Pourtant, un simple coup d’œil superficiel sur la situation présente montre qu’en réalité, si la science et la technique ont déterminé largement la forme du monde actuel, elles n’ont que très peu influencé et encore moins modifié en profondeur, dans le sens qui suscite aujourd’hui la complainte de leurs adversaires, le fonctionnement de l’intellect contemporain.
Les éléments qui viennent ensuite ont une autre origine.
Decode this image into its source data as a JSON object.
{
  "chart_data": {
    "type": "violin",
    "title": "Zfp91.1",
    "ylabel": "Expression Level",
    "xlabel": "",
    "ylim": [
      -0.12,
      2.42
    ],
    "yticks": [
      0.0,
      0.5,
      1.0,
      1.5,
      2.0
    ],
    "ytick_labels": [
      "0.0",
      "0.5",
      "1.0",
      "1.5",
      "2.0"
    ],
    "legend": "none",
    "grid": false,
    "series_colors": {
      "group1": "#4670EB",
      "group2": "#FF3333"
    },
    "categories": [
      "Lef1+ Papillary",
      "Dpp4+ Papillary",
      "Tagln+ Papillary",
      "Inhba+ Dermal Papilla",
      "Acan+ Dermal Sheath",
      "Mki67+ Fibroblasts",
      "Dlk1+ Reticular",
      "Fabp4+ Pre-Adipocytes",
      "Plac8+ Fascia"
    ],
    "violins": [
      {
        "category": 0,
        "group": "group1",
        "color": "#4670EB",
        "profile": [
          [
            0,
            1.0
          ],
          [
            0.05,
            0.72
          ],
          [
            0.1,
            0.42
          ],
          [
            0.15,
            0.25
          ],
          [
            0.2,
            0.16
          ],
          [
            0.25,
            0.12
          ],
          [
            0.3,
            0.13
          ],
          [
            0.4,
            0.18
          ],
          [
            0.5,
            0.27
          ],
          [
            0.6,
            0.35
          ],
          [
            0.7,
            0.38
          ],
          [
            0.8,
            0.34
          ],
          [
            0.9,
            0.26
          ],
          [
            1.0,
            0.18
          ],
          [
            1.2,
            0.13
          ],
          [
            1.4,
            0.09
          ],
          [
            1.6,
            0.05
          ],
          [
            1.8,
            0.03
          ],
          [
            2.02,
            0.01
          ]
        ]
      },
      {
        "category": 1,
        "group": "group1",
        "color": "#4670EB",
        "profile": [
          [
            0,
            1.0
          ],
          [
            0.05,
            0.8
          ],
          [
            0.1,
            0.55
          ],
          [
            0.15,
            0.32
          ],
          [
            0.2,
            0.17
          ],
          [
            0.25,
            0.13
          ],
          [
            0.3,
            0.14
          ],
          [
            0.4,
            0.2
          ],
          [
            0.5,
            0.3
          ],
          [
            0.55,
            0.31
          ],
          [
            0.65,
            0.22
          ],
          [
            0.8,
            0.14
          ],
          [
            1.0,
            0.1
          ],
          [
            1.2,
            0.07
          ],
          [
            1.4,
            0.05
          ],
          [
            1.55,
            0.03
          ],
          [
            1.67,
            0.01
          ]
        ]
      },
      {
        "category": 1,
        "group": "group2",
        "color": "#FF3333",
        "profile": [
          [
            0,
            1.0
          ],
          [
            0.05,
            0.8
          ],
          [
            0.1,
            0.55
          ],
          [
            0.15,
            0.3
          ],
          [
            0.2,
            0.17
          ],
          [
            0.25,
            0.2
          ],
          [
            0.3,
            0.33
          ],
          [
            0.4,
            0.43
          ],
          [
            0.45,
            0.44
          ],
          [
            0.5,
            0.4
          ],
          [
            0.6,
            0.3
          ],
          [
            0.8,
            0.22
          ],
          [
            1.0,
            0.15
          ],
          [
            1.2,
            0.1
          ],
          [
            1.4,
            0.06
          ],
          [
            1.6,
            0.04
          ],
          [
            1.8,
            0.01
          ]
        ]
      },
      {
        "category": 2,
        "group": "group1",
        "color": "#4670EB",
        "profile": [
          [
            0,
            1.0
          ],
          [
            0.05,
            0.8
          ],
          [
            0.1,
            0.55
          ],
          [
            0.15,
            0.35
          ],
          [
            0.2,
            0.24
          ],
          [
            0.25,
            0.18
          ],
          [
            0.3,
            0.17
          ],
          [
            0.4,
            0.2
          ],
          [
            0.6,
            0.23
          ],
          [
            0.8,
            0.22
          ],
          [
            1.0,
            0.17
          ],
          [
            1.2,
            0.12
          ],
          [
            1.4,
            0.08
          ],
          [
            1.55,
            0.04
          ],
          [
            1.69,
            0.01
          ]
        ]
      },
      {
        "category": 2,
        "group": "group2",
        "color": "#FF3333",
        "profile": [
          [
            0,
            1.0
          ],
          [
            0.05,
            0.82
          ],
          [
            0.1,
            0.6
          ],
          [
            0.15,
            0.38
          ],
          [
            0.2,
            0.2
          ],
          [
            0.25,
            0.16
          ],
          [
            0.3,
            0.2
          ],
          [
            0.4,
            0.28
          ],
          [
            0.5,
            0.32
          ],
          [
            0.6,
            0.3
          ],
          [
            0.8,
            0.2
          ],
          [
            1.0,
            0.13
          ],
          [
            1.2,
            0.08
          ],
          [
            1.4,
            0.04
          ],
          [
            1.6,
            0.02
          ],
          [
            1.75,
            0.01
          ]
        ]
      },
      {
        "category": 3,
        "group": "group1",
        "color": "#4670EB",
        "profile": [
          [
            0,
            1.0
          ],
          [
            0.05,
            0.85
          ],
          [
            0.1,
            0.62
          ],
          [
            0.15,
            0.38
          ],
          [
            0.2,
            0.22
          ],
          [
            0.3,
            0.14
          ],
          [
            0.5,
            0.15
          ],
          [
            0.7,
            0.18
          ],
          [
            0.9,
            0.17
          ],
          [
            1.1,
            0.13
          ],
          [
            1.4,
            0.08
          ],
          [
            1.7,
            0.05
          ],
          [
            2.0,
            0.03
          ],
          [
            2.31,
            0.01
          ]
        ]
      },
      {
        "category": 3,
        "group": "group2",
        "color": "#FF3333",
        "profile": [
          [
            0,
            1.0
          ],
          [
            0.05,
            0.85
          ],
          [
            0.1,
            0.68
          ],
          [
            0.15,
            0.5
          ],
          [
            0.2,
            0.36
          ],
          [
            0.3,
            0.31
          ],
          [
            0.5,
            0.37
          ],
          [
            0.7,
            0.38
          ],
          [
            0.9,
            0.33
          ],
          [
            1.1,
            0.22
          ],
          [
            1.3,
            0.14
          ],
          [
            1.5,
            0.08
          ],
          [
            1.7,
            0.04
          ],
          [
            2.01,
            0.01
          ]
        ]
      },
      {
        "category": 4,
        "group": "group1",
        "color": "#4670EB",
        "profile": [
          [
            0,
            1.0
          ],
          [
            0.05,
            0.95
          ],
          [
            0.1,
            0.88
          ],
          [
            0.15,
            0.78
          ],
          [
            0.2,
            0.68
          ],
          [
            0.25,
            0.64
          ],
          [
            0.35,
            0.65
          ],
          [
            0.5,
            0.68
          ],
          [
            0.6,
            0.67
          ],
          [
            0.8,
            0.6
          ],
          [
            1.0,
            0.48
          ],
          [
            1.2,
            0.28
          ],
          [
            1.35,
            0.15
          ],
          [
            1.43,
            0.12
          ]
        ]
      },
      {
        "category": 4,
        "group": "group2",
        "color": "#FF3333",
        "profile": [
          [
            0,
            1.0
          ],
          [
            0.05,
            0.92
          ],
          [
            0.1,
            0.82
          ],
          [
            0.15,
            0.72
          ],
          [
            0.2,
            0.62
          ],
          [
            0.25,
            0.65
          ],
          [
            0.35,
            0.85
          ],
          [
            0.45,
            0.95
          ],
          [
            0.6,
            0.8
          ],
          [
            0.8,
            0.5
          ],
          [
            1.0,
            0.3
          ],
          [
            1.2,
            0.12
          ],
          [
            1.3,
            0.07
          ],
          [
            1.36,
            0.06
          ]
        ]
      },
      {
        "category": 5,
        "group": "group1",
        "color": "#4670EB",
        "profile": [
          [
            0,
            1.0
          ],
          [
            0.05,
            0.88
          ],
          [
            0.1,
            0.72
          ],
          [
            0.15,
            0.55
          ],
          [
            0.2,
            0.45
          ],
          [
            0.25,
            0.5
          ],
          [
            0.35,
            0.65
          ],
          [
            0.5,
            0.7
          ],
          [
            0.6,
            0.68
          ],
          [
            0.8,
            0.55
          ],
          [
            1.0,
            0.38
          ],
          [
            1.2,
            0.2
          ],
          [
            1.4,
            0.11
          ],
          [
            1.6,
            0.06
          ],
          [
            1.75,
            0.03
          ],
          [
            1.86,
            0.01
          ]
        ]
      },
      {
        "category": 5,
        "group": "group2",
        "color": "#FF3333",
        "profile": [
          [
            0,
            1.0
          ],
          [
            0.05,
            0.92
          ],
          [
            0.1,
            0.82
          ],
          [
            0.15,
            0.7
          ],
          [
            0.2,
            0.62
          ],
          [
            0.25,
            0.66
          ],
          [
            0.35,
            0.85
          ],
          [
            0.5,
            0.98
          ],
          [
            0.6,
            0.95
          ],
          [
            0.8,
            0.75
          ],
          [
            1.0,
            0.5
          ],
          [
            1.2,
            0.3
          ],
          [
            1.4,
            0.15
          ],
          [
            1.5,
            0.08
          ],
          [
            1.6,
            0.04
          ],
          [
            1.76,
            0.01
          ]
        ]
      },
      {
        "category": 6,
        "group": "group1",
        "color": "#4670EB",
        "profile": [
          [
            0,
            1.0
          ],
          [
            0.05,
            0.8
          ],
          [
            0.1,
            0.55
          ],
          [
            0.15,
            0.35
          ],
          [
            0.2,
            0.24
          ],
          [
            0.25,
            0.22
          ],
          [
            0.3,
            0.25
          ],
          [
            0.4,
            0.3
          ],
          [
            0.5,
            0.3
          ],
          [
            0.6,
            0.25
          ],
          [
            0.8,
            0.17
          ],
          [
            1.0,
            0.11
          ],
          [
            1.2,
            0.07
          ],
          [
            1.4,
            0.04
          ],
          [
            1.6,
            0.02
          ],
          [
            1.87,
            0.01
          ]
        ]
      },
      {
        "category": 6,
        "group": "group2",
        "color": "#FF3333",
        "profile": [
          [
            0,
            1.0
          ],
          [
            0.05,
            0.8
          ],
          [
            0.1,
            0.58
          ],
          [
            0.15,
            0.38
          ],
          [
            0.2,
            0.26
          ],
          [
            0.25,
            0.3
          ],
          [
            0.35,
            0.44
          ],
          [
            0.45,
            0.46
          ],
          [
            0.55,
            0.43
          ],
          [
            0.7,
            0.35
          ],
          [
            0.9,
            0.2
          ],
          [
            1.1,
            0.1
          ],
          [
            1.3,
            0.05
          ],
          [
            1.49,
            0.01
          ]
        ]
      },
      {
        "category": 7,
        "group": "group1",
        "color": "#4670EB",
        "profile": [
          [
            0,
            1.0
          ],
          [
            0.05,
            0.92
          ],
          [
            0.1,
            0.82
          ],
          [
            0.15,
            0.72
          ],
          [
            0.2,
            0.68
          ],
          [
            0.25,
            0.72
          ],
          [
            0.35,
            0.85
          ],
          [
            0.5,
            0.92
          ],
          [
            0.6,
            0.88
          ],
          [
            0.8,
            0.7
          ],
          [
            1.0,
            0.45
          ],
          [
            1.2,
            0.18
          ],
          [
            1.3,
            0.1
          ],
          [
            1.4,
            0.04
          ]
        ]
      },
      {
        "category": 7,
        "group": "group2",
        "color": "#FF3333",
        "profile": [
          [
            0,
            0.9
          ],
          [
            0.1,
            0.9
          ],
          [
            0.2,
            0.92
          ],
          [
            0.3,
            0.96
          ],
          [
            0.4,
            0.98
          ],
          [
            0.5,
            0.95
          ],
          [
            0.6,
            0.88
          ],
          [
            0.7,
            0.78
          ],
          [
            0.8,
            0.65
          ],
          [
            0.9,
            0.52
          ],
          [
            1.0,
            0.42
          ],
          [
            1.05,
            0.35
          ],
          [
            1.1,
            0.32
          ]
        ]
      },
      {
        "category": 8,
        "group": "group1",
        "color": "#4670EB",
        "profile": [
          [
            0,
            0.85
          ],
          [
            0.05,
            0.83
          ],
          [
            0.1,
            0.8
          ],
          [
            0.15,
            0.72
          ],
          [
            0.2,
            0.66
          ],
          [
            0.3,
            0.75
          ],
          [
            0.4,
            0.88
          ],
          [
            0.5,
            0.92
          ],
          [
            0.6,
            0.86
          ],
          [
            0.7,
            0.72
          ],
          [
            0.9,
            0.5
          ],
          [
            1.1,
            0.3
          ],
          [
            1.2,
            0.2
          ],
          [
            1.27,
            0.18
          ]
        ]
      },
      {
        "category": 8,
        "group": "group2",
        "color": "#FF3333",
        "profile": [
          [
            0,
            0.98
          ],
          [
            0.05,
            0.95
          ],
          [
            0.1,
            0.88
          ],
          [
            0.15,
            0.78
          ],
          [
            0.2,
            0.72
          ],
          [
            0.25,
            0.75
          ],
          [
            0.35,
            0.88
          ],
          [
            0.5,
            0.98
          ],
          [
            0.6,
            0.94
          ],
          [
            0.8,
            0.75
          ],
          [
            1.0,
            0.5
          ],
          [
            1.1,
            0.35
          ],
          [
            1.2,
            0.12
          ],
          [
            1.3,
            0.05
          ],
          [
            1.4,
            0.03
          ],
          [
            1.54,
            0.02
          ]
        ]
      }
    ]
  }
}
Il n’est pas certain que les choses aient beaucoup changé depuis l’époque où Lichtenberg écrivait : « Une des applications les plus étranges que l’homme ait faites de la raison est sans doute celle de considérer comme un chef-d’œuvre le fait de ne pas s’en servir, et, né ainsi avec des ailes, de les couper et de se laisser tomber comme cela du premier clocher venu 2 . » Loin d’exercer le genre d’hégémonie et même de tyrannie qu’on leur reproche régulièrement, les rationalistes d’aujourd’hui occupent en réalité depuis longtemps une position minoritaire et défensive. Et ils sont accusés tantôt d’un excès de scepticisme, qui a pour effet de couper les ailes aux croyances les plus séduisantes, les plus irrésistibles et les plus indispensables à l’être humain, tantôt d’un excès de dogmatisme, et même parfois de sectarisme pur et simple, simplement à cause de la façon dont ils continuent à poser le problème de la justification rationnelle de la croyance et à essayer de départager les croyances en fonction de critères de cette sorte.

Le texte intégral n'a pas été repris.